USA Patient Meeting 2013. Notes taken. Part 1.

 

Gender difference between males & females.

It used to be thought that there were about five times more cases of KS / CHH in males than in females. This has never been fully explained by genetics.

One school of thought is that there is actually no gender imbalance in reality. The disproportion in diagnosed cases might well be due to the lack of correct diagnosis of KS / CHH in females. It is not easy to correctly diagnose KS in females, especially if the oral contraceptive pill is used in treatment.

Un-published work done in Boston took the numbers of 600 patients in known KS / CHH families and came out with a ratio of 1 : 1.3 male to female cases.

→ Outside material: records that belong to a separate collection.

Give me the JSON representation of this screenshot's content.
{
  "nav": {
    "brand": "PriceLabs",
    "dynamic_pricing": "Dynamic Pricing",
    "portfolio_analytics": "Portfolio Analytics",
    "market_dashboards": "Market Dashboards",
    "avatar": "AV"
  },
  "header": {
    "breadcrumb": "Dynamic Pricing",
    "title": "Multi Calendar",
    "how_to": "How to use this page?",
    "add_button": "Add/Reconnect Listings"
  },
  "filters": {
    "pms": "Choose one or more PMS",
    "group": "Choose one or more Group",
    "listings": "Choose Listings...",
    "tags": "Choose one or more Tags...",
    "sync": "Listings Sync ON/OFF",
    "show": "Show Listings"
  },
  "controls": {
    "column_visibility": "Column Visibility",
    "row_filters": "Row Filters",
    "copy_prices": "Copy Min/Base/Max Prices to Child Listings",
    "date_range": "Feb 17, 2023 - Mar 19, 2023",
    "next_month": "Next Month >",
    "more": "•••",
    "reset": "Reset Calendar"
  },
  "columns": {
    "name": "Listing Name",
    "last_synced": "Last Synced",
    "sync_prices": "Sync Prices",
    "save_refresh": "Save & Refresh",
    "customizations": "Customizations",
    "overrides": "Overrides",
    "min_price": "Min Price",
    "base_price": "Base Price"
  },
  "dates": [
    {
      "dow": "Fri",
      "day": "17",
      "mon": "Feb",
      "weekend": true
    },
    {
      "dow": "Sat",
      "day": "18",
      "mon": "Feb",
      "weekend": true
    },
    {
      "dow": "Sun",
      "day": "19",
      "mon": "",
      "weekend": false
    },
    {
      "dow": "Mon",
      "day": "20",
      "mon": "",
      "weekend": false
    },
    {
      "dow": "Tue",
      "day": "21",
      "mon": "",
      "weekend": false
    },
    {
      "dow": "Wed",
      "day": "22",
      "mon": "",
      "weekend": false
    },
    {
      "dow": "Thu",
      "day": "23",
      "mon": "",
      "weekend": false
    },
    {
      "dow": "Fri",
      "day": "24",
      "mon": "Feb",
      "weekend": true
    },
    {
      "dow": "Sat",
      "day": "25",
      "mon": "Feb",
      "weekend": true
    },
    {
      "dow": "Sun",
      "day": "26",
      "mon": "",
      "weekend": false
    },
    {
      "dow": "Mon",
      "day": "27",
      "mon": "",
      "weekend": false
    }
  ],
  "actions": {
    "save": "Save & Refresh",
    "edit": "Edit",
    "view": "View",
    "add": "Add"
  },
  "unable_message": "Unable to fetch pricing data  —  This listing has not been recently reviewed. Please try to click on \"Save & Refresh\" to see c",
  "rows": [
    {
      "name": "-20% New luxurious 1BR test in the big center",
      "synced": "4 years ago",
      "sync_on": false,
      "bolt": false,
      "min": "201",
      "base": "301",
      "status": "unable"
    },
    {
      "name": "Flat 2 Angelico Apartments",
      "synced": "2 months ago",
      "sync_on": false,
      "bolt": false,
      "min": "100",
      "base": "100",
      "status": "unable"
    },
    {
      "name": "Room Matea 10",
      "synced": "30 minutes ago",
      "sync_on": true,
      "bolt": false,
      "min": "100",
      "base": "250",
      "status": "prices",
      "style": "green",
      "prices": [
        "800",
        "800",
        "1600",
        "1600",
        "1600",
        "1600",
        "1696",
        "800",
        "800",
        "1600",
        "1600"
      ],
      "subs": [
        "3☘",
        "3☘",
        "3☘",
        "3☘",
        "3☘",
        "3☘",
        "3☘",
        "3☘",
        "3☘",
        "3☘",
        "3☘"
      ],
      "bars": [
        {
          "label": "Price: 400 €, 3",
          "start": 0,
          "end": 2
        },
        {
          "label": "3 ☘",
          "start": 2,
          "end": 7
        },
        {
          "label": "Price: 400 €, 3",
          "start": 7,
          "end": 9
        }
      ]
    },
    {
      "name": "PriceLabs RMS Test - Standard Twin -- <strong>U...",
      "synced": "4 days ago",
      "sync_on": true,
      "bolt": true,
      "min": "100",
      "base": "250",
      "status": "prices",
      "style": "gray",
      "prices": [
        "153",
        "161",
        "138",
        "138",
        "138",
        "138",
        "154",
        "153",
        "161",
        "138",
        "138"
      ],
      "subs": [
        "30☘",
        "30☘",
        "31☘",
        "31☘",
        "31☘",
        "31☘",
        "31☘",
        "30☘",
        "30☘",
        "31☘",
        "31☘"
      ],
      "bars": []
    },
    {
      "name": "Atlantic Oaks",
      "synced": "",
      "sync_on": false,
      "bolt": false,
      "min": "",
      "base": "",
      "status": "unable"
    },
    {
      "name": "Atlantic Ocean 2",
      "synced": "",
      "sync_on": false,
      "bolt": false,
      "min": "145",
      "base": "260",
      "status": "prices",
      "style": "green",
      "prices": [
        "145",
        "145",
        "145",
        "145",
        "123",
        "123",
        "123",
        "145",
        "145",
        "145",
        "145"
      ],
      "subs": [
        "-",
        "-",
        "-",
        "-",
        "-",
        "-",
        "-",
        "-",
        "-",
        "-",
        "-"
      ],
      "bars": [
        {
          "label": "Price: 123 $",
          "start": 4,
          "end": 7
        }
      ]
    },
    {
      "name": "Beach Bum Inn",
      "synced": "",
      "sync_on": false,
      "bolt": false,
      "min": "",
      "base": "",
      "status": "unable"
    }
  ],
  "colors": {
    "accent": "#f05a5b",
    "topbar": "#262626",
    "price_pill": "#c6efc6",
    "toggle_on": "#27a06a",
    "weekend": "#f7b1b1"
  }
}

Definition of a “rare disease”.

A rare disease is defined as one that is found in 1 in 2,000 of the general population. With KS / CHH being at around the 1 in 20,000 mark roughly it falls neatly in this category. About 8% of the general population of the USA could be classified as having a rare disease.

Start of puberty.

The age of onset of puberty has a range of 10 to 15 years in females with a mean of 12 years old. In males the range is 12 to 16 with a mean of 13 years old. Typically puberty takes 5 years to fully complete.

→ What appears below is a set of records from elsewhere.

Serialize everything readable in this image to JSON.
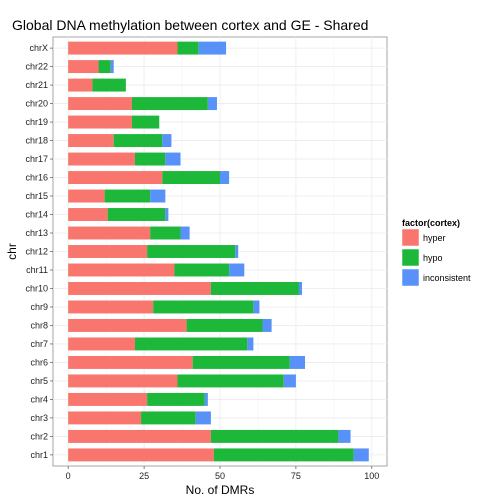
{
  "chart_data": {
    "type": "bar",
    "orientation": "horizontal",
    "stacked": true,
    "title": "Global DNA methylation between cortex and GE - Shared",
    "xlabel": "No. of DMRs",
    "ylabel": "chr",
    "xlim": [
      0,
      100
    ],
    "x_ticks": [
      0,
      25,
      50,
      75,
      100
    ],
    "grid": true,
    "legend": {
      "title": "factor(cortex)",
      "placement": "right"
    },
    "categories": [
      "chr1",
      "chr2",
      "chr3",
      "chr4",
      "chr5",
      "chr6",
      "chr7",
      "chr8",
      "chr9",
      "chr10",
      "chr11",
      "chr12",
      "chr13",
      "chr14",
      "chr15",
      "chr16",
      "chr17",
      "chr18",
      "chr19",
      "chr20",
      "chr21",
      "chr22",
      "chrX"
    ],
    "series": [
      {
        "name": "hyper",
        "color": "#F8766D",
        "values": [
          48,
          47,
          24,
          26,
          36,
          41,
          22,
          39,
          28,
          47,
          35,
          26,
          27,
          13,
          12,
          31,
          22,
          15,
          21,
          21,
          8,
          10,
          36
        ]
      },
      {
        "name": "hypo",
        "color": "#1DB83A",
        "values": [
          46,
          42,
          18,
          19,
          35,
          32,
          37,
          25,
          33,
          29,
          18,
          29,
          10,
          19,
          15,
          19,
          10,
          16,
          9,
          25,
          11,
          4,
          7
        ]
      },
      {
        "name": "inconsistent",
        "color": "#5892F8",
        "values": [
          5,
          4,
          5,
          1,
          4,
          5,
          2,
          3,
          2,
          1,
          5,
          1,
          3,
          1,
          5,
          3,
          5,
          3,
          0,
          3,
          0,
          1,
          9
        ]
      }
    ]
  }
}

The age puberty starts in males is not easy to distinguish in boys whereas in girls it is marked by the first menstrual bleed.

2% of the population will show a constitutional delay of puberty. This group will start puberty naturally at some stage but early hormonal treatment might be given in appropriate cases.

Any delay of puberty by the age of 15 in females and 16 in males should be investigated by a reproductive endocrinologist or a paediatric endocrinologist.

Un-descended testes at birth.

Occurs in 2% of the male population but in up to 40% of boys with Kallmann syndrome.

GnRH and sexual differentiation.

Sexual differentiation into the male and female physical forms occurs in the first few weeks of life and is controlled by the hCG derived from the placenta. This is normally unaffected in people with KS / CHH so they are born physically male or female.

Normally there is a GnRH surge from the hypothalamus in the developing baby in the final trimester and into the first 6 months of life. This is a “mini-puberty” and can give rise to detectable levels of LH / FSH / testosterone or oestrogen. This mini-puberty is missing in patients with KS / CHH. This can be used as a diagnostic tool for babies where there is a likelihood of KS / CHH being passed on. This test is more sensitive in male infants than female infants.

The presence of micro-penis and un-descended testes at birth seen in some boys with KS / CHH is related to the lack of testosterone in boys in this mini-puberty.